日本大百科全書(ニッポニカ) 「タイショウエビ」の意味・わかりやすい解説
タイショウエビ
たいしょうえび / 大正蝦
fleshy prawn
[学] Penaeus chinensis
節足動物門甲殻綱十脚(じっきゃく)目クルマエビ科に属するエビ。水産業上、重要な食用エビで、世界に分布するクルマエビ属28種のうちで漁獲量の多い5種に入る。体長は雄で20センチメートル、雌で27センチメートルに達する。黄海と渤海(ぼっかい)にのみ生息する狭分布性の種で、標準和名はコウライエビ(高麗蝦)である。商品名としてタイショウエビが名の通りがよいが、水産流通業界では、背から腹方にかかる帯状紋がないクルマエビ類をすべて「大正エビ」の名で販売しているので注意を要する。タイショウエビの名については、大正年間に黄海のトロールで漁獲されるようになったためと説明されることが多いが、異論もある。

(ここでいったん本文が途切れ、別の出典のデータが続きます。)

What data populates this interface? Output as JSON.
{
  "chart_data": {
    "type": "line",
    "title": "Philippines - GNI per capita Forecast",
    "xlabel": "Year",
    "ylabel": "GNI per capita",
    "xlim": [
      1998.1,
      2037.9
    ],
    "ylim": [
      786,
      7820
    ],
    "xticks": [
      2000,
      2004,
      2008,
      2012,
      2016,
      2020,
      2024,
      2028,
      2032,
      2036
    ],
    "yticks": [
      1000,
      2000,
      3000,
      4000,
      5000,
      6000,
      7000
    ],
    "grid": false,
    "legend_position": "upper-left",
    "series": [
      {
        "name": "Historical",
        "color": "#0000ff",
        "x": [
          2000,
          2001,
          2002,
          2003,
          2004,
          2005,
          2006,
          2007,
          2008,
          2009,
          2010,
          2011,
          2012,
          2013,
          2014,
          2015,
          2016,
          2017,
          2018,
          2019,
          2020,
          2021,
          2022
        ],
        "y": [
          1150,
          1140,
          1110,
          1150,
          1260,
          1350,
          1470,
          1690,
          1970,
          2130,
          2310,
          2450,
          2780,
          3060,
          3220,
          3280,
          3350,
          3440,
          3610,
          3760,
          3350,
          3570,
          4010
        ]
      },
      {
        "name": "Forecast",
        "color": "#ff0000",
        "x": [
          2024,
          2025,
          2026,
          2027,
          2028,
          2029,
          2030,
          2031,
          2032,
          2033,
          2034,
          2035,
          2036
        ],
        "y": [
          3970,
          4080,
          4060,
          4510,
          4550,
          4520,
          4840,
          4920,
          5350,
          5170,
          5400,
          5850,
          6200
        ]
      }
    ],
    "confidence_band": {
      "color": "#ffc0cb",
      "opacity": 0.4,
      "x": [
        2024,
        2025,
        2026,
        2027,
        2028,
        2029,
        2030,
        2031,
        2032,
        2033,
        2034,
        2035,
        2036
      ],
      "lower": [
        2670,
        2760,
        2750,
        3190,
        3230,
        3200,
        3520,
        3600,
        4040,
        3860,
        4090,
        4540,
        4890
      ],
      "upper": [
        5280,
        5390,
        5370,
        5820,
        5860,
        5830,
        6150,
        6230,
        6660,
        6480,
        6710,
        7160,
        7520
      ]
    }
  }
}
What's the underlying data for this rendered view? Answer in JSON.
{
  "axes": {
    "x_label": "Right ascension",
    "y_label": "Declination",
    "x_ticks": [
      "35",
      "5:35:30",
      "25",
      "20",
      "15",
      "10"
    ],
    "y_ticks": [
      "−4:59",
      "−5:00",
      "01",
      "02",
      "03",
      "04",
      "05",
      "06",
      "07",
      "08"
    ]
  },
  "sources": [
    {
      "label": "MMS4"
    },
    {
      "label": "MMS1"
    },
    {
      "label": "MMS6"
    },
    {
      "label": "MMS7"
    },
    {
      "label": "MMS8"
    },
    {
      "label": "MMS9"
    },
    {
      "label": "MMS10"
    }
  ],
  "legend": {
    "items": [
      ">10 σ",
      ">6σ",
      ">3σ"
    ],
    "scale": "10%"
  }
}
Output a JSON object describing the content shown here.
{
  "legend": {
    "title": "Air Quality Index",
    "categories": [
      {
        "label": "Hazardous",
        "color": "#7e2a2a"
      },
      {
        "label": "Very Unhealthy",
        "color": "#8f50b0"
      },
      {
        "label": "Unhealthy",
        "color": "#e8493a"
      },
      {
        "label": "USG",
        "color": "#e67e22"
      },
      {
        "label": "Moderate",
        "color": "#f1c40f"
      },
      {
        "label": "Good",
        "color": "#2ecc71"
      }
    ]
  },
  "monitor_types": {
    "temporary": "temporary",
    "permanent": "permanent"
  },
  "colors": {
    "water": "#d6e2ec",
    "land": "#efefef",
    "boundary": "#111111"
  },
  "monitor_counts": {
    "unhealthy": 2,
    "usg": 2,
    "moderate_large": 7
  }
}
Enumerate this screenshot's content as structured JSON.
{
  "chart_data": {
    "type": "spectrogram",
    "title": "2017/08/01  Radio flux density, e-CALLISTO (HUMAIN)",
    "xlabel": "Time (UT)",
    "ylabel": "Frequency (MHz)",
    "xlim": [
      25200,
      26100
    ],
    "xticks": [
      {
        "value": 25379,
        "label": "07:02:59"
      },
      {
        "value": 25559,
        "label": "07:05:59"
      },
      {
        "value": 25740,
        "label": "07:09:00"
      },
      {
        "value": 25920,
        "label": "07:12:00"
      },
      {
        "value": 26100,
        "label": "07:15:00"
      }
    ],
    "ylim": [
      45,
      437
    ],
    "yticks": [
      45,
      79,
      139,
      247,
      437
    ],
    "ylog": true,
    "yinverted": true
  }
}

生時は半透明の淡灰色で、微小な青灰色の斑点(はんてん)がある。尾扇(びせん)は赤褐色で、先端部が黒褐色。額角(がっかく)は上縁に7~9歯、下縁に3~5歯ある。尾節に棘(とげ)はない。春から夏にかけては渤海湾奥部の浅い泥底にすみ、7月を中心として産卵する。夏に孵化(ふか)した稚エビは、秋には20センチメートルほどに成長して沖合い回遊を始め、山東半島以南、済州島西方の深い所で越冬する。底引網で漁獲されるものは主としてこの越冬群である。4月ごろから沿岸回遊を始めるとともに急速に成熟し、湾奥部で放卵後に死ぬ。寿命は1年である。